PowerPC BSPs usually have EIEIO (yes, that's a real PowerPC instruction
mnemonic!) and/or EIEIO_SYNC instructions scattered about the code which
are there to ensure that all side-effects of previous instructions have
been completed before the following code is run.  However even these are
not sufficient to ensure that writes to the VMEbus will have been
completed because there are FIFO buffers in the Universe chip (used when
you have Write Posting enabled) and I think even the PCI host bridge has
the ability to do some reordering.

The technique Fritz mentioned of reading back from a register after
writing to it is I believe the only one that is guaranteed to flush all
writes before it completes (but to ensure that the compiler doesn't
optimize away the read operation your registers do need to be marked as
volatile).  Note that this is also needed on mv167 boards if you enable
Write Posting on the relevent VME Master window of the VMEchip2.

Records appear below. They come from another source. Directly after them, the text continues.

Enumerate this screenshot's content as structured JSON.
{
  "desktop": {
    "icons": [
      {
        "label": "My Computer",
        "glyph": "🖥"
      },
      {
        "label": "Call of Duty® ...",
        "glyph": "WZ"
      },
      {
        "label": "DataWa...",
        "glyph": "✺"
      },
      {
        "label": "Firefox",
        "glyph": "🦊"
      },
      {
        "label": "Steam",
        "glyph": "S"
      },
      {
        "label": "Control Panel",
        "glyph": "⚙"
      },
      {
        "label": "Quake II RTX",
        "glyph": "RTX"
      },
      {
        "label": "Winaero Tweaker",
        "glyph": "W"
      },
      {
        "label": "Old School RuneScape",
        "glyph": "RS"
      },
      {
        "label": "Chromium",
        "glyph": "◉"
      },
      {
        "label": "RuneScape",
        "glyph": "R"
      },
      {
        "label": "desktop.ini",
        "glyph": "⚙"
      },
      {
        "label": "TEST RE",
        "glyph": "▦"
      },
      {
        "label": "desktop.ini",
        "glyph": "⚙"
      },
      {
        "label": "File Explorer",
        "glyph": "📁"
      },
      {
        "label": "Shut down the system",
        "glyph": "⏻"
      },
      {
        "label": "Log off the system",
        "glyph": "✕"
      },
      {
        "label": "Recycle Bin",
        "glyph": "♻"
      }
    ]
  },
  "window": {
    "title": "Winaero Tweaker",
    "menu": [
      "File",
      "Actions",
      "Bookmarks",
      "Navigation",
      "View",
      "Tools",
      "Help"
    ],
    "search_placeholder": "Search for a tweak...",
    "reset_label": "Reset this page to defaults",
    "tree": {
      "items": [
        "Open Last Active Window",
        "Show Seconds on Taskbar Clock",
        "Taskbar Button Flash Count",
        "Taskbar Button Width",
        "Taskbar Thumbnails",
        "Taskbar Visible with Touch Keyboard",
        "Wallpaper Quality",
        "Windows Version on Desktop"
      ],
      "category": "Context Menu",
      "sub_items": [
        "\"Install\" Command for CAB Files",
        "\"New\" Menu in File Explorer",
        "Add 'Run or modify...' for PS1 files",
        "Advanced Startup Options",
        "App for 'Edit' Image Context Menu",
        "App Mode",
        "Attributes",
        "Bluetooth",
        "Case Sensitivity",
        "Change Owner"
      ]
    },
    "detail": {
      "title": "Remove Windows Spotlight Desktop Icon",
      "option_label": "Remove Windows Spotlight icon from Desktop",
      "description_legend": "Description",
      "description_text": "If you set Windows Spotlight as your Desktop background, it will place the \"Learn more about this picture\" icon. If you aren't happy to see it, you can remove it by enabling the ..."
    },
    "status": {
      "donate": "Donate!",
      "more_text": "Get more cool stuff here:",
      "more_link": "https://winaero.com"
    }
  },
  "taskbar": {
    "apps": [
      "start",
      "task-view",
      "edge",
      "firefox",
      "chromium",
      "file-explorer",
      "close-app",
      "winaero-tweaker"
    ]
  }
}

About the only time this ever matters though is in an ISR for VME hardware
that implements the RoRA (Release on Register Access) interrupt behaviour,
and even then if the access is just a read or is followed by a read of
some other register the IRQ line probably should still be cleared in time.

However I'm not convinced that this is the problem that is causing all the
"Bad VME interrupt 0" messages - I experimented with adding some code to
the end of the BSP interrupt dispatch routine that flushed everything and
waited for the Universe write buffers to empty before returning, but the
problem still did not go away.  I therefore suspect that there is a VME
timing problem with the VIPC616 board that only affects Universe devices,
but I've not had time to plug our VMEbus analyzer in to check it.

- Andrew
-- 
Perfection is reached, not when there is no longer anything to add,
but when there is no longer anything to take away.